Nurse Case Study: Medication administration error at long-term facility the cause of elderly woman's death.

An elderly woman living in a long-term care facility passes away; autopsy reveals the cause of death to be an overdose of morphine. Indemnity Settlement Payment: In excess of $390,000.

Following a recent hospitalization for complications of metastatic ovarian cancer, an elderly female with a long history of bipolar disorder was discharged to a long-term care aging service facility due to her family’s inability to care for her at home. Throughout her stay, her family made several complaints to administration regarding the care the resident was receiving and requested the resident be transferred to another facility on numerous occasions.

The LPN, an agency nurse, on duty the evening of the incident had worked at the facility on several occasions and was aware of the facility’s policies and procedures on medication administration. During the scheduled evening medication administration round, the nurse was in the resident’s room when she became distracted by a resident from another room requesting assistance.

When the nurse returned to the room, she gave the resident her nightly medications. The resident questioned the number of pills the nurse was giving her and stated that she had never taken “purple pills” before. The nurse assured the resident the medication was correct and continued with the medication administration.

An hour later, a certified nursing assistant notified the nurse that one of her residents was unresponsive. The LPN responded to the resident’s room and found her with a thready pulse and shallow respirations. The facility called 911, and when the paramedics arrived they administered Narcan® intravenously, which instantly
revived the resident.

On the way to the hospital, the resident told the paramedics that the nurse gave her four “purple pills” earlier that evening; and after she took them, she immediately fell asleep. On admission into the hospital, the patient became responsive when receiving Narcan®, but as soon as the medication wore off, the resident would suffer from shallow respirations and would be unresponsive. 

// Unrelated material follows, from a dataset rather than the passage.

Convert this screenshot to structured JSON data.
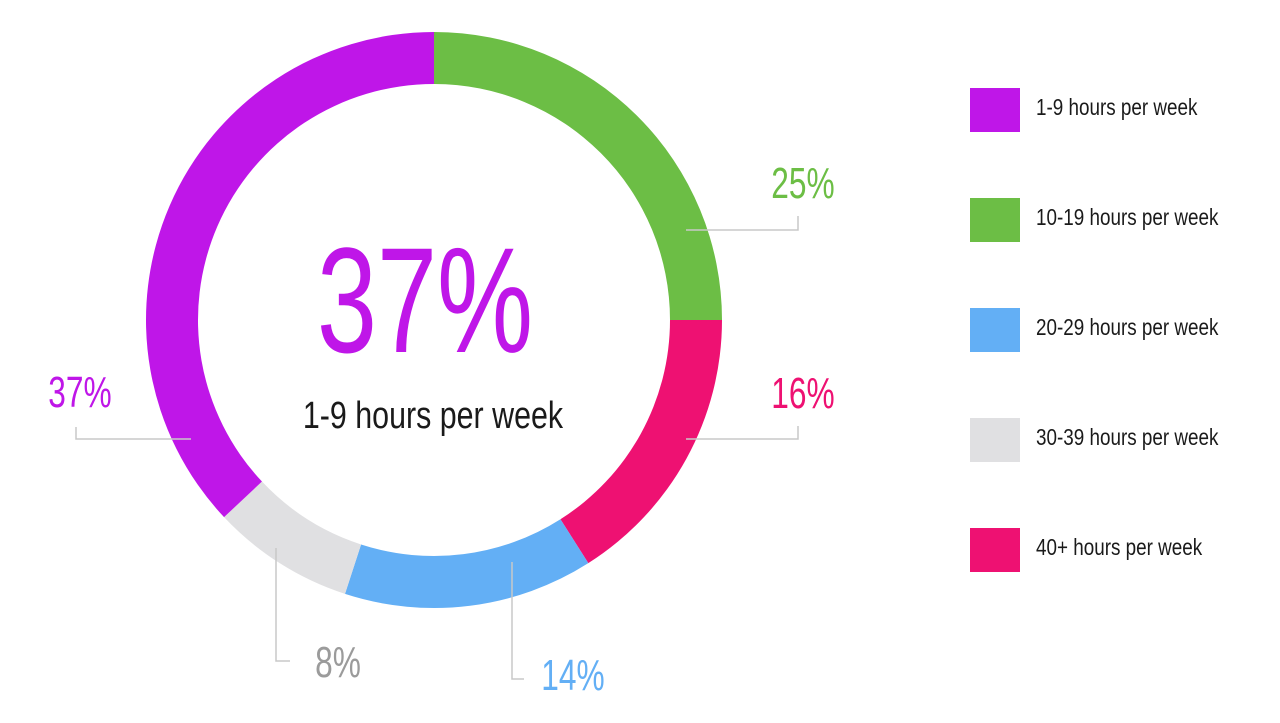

By day two of the hospitalization, the resident appeared to be less responsive, but was able to respond to the voices of her family members. On day three, she was unresponsive to painful stimuli, was found without a pulse or heart rate, and pronounced dead. An autopsy was performed and indicated that the primary cause of death was an overdose of morphine. 


Risk Management Comments

When the resident was transferred to the hospital, an investigation at the aging service facility revealed that the nurse committed a medication administration error. The morphine given was prescribed for another resident. Because the nurse became distracted in the middle of the medication administration process, the morphine had been entered into the correct resident’s medication record but given to the incorrect resident.

There was no record of the resident receiving morphine, although the resident’s reaction to Narcan®, as well as the results of the urine and blood analysis completed at the hospital where the resident was transferred, left little doubt to the administration error.


Risk Management Recommendations for Nurses

  • Comply with organizational policies and procedure related to clinical practices and medication administration.
  • Eliminate the source of distractions and interruptions as much as possible when administering medication.
  • Listen to patient’s/resident’s concerns regarding medical treatment/care. If a patient/resident questions the need for a medication or treatment, listen to their concerns and verify the order in the health record and/or with the ordering practitioner.
  • Document findings contemporaneously in the health record. Try not to make late entries unless it is appropriately labeled and is necessary for a safe continued patient care.
  • Report any adverse outcomes or incidents to the organization’s risk manager as soon as you become aware of the event.